NIH grant: Studying pathways that make hearts beat and memories form
Research & Innovation
Professor of Biology Linda Boland has been awarded a grant from the National Institutes of Health to support the creation of a tool to amplify electrical activity in cells to make them easier to measure. Boland specializes in ion channels, proteins in the body that allow cells to use low magnitude electrical signals to relay information to other cells.
“As an analogy, the electrical current in each of our nerve cells is 1 billion times less than that used by your computer,” Boland said. “That’s a weak signal, and we need to amplify it to better measure and understand it.”
She explained that ion channels help generate electricity that drives all human behavior, including thoughts, memories, and movement. They’re also important to the beating of the heart and secreting hormones.
“There are many genetic disorders of ion channel function,” she said. “The best-known ones include certain forms of epilepsy, cardiac arrhythmias, and some diseases of the kidney. Ion channels are also drug targets for many additional disorders of different organ systems. Our project will make it possible for researchers to study how genetic mutations in ion channels impact their function and how drugs act on ion channels.”

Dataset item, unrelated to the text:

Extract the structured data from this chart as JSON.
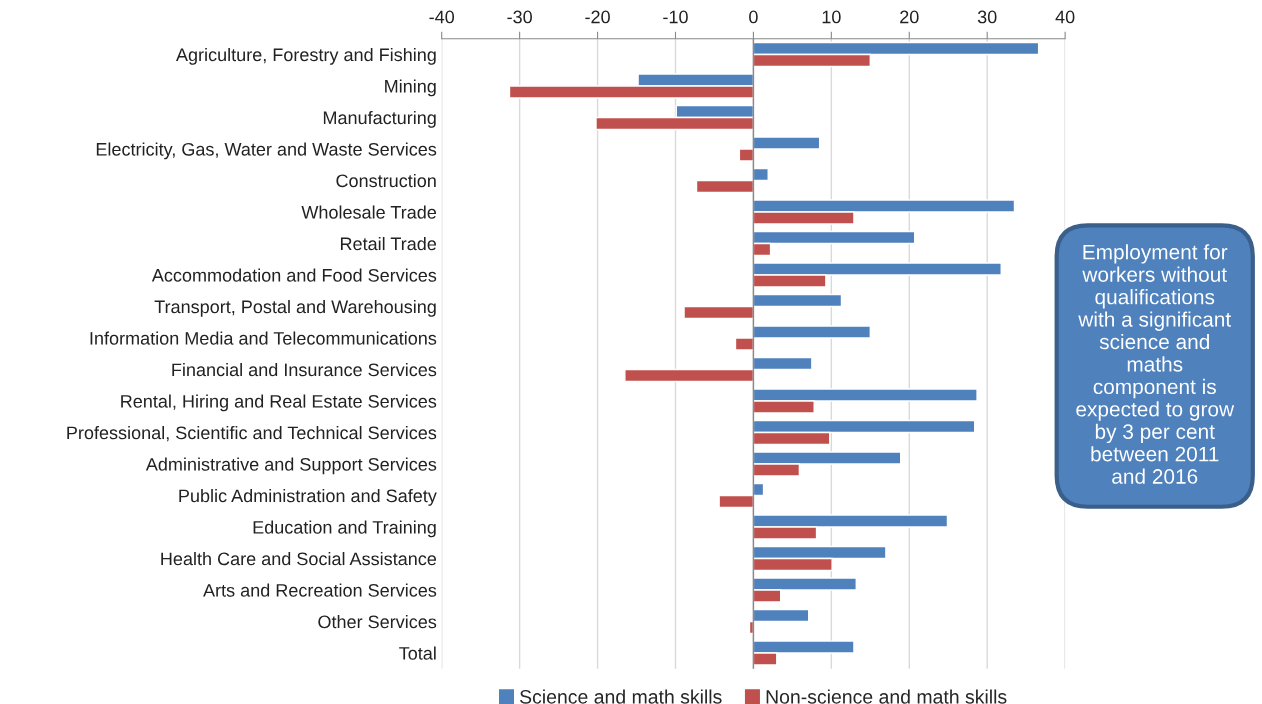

Studying ion channels is important for a variety of biomedical applications and targeted pharmaceutical treatments. Boland’s award is part of a larger NIH grant to the University of St. Thomas in Minnesota.
“They will be building the new tool with a team of undergraduates, and my research group, which includes UR undergraduate students, will inform the design, and assist with developing research questions and prototype experiments that will test it and show the research applications,” she said.
Once complete, the tool will be freely shared with other faculty and students, lowering the barrier to access and advancing scientific knowledge in the fields of molecular physiology and neuroscience.
“This is a new concept that bridges the gap between science, undergraduate education, and business, and it’s exciting to be part of something that other labs will be able to use,” Boland said. “Our goal of making all the design, software, and experimental suggestions open source, allows us to share it with the scientific community so that different researchers can help advance our understanding of ion channel function in health and disease.”